While there are instances which Nature seems to take on a fractal attitude and repeat itself at many order of magnitude, things like animals are usually constricted to be a certain size and no bigger. The reason can be simple physics, like the ratio of the volume of a bone to its cross-sectional area, and how much weight such bones can withstand before breaking. Haldane writes spectacularly about it in his essay:

“…consider a giant man sixty feet high—about the height of Giant Pope and Giant Pagan in the illustrated Pilgrim’s Progress of my childhood. These monsters were not only ten times as high as Christian, but ten times as wide and ten times as thick, so that their total weight was a thousand times his, or about eighty to ninety tons. Unfortunately the cross sections of their bones were only a hundred times those of Christian, so that every square inch of giant bone had to support ten times the weight borne by a square inch of human bone. As the human thigh-bone breaks under about ten times the human weight, Pope and Pagan would have broken their thighs every time they took a step. This was doubtless why they were sitting down in the picture I remember. But it lessens one’s respect for Christian and Jack the Giant Killer.”
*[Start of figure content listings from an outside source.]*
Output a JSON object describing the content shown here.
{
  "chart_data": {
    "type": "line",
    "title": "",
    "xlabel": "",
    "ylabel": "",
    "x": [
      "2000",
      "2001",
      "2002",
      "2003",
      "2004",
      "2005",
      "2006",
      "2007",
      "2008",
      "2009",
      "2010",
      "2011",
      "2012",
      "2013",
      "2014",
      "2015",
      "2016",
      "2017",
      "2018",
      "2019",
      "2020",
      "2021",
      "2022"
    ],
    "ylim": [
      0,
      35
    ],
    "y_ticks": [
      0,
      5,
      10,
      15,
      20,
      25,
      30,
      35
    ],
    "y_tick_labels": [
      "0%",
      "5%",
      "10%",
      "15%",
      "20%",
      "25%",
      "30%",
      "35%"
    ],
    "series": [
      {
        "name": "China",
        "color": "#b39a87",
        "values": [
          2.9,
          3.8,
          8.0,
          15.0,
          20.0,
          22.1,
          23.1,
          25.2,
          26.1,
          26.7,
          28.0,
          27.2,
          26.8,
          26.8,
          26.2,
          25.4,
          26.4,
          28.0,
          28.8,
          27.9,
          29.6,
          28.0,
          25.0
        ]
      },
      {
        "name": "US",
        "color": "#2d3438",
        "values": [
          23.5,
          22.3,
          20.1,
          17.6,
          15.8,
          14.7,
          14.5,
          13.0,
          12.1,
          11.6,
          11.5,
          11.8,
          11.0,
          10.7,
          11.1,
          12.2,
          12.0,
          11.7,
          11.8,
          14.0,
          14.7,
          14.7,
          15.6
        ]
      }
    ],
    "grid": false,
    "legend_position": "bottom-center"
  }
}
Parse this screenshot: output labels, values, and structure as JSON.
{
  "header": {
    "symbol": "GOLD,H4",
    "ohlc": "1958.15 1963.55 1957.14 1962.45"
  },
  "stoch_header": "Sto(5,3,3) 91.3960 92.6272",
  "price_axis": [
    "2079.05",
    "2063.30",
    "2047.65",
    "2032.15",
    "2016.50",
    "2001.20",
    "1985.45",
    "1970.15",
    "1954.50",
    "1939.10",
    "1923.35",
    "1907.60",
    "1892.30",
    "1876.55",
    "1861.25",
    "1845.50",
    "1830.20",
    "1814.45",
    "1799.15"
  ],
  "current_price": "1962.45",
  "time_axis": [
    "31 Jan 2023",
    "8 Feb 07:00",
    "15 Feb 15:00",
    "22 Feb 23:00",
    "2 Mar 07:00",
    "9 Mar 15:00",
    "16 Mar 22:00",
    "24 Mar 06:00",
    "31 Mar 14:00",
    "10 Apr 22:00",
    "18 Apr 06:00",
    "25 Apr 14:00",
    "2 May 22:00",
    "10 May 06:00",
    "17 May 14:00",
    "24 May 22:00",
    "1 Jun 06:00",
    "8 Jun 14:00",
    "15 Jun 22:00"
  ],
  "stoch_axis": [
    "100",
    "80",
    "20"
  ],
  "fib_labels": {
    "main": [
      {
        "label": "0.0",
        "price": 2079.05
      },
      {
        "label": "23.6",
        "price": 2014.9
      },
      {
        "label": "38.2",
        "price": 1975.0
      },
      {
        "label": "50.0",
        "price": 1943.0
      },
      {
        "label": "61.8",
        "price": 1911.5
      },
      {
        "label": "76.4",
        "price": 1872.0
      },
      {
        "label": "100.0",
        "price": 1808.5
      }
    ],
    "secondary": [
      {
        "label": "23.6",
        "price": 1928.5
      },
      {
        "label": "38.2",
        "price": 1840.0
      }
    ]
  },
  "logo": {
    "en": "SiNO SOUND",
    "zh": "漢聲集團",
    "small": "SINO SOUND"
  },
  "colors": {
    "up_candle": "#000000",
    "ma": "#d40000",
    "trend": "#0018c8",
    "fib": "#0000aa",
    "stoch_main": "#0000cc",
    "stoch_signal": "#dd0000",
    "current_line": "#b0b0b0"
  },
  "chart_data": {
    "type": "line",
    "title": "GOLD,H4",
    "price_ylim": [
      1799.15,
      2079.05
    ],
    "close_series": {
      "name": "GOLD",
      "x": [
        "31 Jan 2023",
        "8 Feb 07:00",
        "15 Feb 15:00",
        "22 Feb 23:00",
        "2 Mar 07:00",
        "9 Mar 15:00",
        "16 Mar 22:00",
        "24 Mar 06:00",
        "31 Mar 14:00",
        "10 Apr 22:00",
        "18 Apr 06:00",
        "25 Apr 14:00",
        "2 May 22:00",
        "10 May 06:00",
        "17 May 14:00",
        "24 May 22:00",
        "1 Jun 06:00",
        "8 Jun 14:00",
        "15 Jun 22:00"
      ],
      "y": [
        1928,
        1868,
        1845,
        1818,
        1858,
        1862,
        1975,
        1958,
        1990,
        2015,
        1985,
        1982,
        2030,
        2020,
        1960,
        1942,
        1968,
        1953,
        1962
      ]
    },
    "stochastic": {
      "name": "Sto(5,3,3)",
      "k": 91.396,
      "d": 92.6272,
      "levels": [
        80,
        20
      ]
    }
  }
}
So here we have an example where the size of something is not arbitrary at all! Curiously, our size is actually set by the size of the planet. On the moon, a giant could probably walk around without breaking his thighs because of how much weaker gravity is. So this actually creates a funny inverse relationship- giant planets could probably only support very small beings (if their bones were made out of calcium like ours are) or invertebrates of some kind. Godzilla and giant monsters are out of the question! They are banished to the small moons and asteroids.